La corte si basava sui trattati prebellici che vietavano le guerre di aggressione e respingeva l'obiezione sul carattere retroattivo dei procedimenti penali. Cercando di rimanere entro i limiti dei concetti legali prebellici, il tribunale ha limitato l'esame dei crimini contro l'umanità a coloro commessi nel contesto di una guerra di aggressione ed esclusi dagli atti d'accusa commessi prima dell'invasione della Polonia. Le obiezioni della difesa sono state spesso respinte per mezzo di deboli argomenti legali, ma il tribunale ha chiarito che i processi stavano creando un nuovo tipo di ordine mondiale del dopoguerra basato sullo stato di diritto.

I processi si conclusero il 30 settembre 1946. Dodici imputati, tra cui Goering e Ribbentropp, furono condannati a morte. Hess è stato condannato all'ergastolo, sei imputati a varie pene detentive e tre sono stati assolti. I condannati a morte furono impiccati il ​​16 ottobre 1946. A quel punto Goering si era suicidato a causa del veleno introdotto di nascosto nella sua cella di prigione.
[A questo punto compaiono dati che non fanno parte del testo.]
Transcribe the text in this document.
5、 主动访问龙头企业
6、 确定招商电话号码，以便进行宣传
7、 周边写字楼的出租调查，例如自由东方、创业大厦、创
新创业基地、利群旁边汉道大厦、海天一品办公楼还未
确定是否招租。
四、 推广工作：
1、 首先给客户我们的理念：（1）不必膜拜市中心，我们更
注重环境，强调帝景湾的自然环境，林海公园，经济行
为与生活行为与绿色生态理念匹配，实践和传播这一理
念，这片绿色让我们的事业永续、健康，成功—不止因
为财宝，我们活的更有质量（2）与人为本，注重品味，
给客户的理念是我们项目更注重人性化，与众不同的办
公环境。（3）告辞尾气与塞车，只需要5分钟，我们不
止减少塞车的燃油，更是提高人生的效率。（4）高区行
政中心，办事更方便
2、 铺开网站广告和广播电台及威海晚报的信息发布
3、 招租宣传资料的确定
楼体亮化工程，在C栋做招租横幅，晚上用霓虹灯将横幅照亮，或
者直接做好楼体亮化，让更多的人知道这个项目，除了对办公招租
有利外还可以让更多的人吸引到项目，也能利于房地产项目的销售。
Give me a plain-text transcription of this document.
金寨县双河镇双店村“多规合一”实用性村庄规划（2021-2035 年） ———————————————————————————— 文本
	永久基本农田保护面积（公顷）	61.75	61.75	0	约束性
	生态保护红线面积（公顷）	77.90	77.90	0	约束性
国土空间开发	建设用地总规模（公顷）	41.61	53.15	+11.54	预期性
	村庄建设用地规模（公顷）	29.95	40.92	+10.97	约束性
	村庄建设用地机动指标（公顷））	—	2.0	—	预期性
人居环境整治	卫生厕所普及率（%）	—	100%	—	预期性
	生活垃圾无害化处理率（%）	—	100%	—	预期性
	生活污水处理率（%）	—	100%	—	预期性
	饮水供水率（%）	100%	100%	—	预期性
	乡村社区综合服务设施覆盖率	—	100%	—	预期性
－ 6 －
I processi di Norimberga hanno rappresentato una svolta nel diritto internazionale. Il tribunale ha rivitalizzato l'antica teoria del diritto naturale, che era stata abbandonata nel dominio positivista del ventesimo secolo. Secondo questa teoria, alcuni atti sono proibiti da una legge universale che è superiore alla legge dello Stato. Coloro che li commettono non possono essere giustificati invocando le leggi del loro sistema legale interno. La rivoluzione dei diritti umani della seconda metà del ventesimo secolo deve gran parte della sua forza morale agli argomenti avanzati a Norimberga. Inaugurando la responsabilità penale individuale dei leader politici, i processi hanno aperto la strada legale all'indebolimento della sovranità statale nei casi di gravi violazioni dei diritti umani e alla creazione di una giurisdizione universale per affrontare tali crimini. Il Tribunale penale internazionale, entrato in funzione nel 2002, è il diretto discendente del processo di Norimberga. L'esperienza successiva indica che la legge e la responsabilità penale non possono prevenire da sole le atrocità. Ma l'aspirazione è onorevole e il concetto di crimini contro l'umanità ha creato uno standard universale che nessun governo o politico dovrebbe essere in grado di violare impunemente.